Adjustment can be made to the annotation hits by the following setting:
- CDS adjustment. The found annotation hits will be adjusted to begin with a start codon, end with a stop codon and not contain any stop codons in between. The adjustment can extend the annotation to up to 110 percent of the length of the reference gene and will not be shorter than 90 percent of the reference gene length. The frame of the translation may change from the original alignment.
The next step (figure 12.3), determines how to handle when multiple overlapping hits are found on the input query sequence.
Figure 12.3: Settings for handling overlapping hits
The following options are available:
- Keep all hits. all hits that meet the search criteria are annotated on the input query sequence.
- Discard, if enveloped by better hit. If a hit covers the same region or part of the same region as a better hit, it is discarded.
- Discard, if overlapping with better hit. If a hit overlaps the same region as a better hit, it is discarded.
Best hits are determined by:
- Lowest E-value. hits with the lowest E-value are kept. Ties are resolved by highest similarity, subsequently highest coverage.
- Highest similarity. hits with the highest similarity are kept. Ties are resolved by lowest E-value, subsequently highest coverage.
- Highest coverage. hits with the highest coverage are kept. Ties are resolved by lowest E-value, subsequently highest similarity.
The output options step (figure 12.4), has the following options:
Figure 12.4: Specifying output options
- Type for new annotations.
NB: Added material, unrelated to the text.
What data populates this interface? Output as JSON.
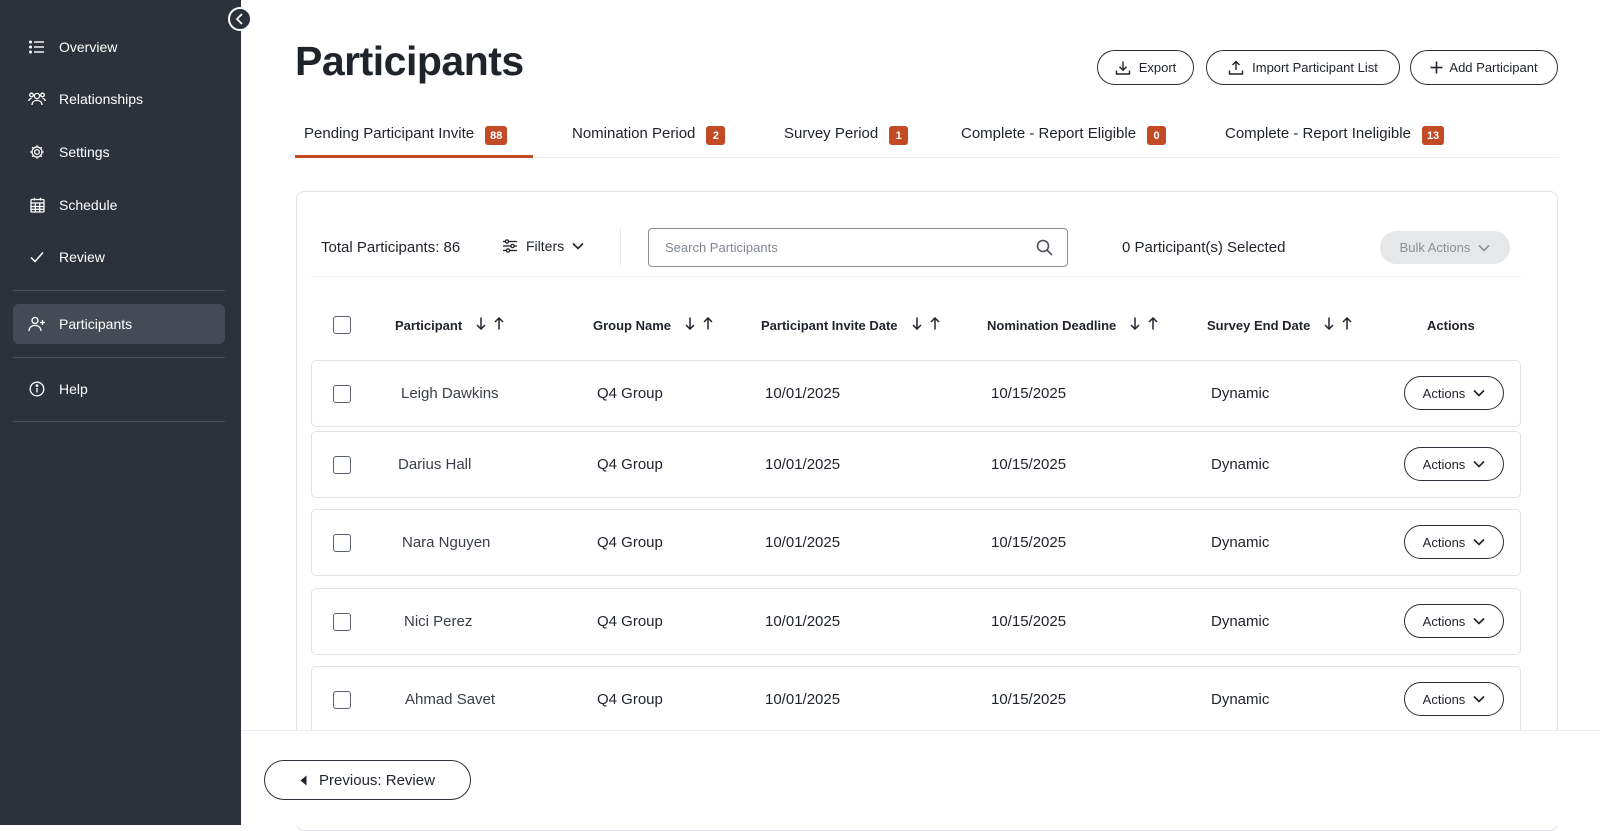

When using a protein database as source, all new annotations will be of type 'CDS'. However, when using a nucleotide sequence list, or a nucleotide sequence BLAST database, there is no general annotation type to apply. The default output annotation type will be 'Gene', but this can be customized if necessary.
- Remove sequence-specific annotation qualifiers. Annotation qualifiers such as 'translation' and 'codon_start' may no longer be accurate on the new annotations. This option removes such qualifiers.
- Delete existing annotations. Existing annotations on the input sequences will not be copied to the output sequences.
The following sequence output options are available:
- Keep all sequences
- Keep sequences with hits. This option can be useful for filtering input sequences for certain regions.
- Keep sequences without hits. This option can be useful for comparing sequence lists.
The final step controls which outputs are created. Notice, that reports can be aggregated using the Combine Reports tool.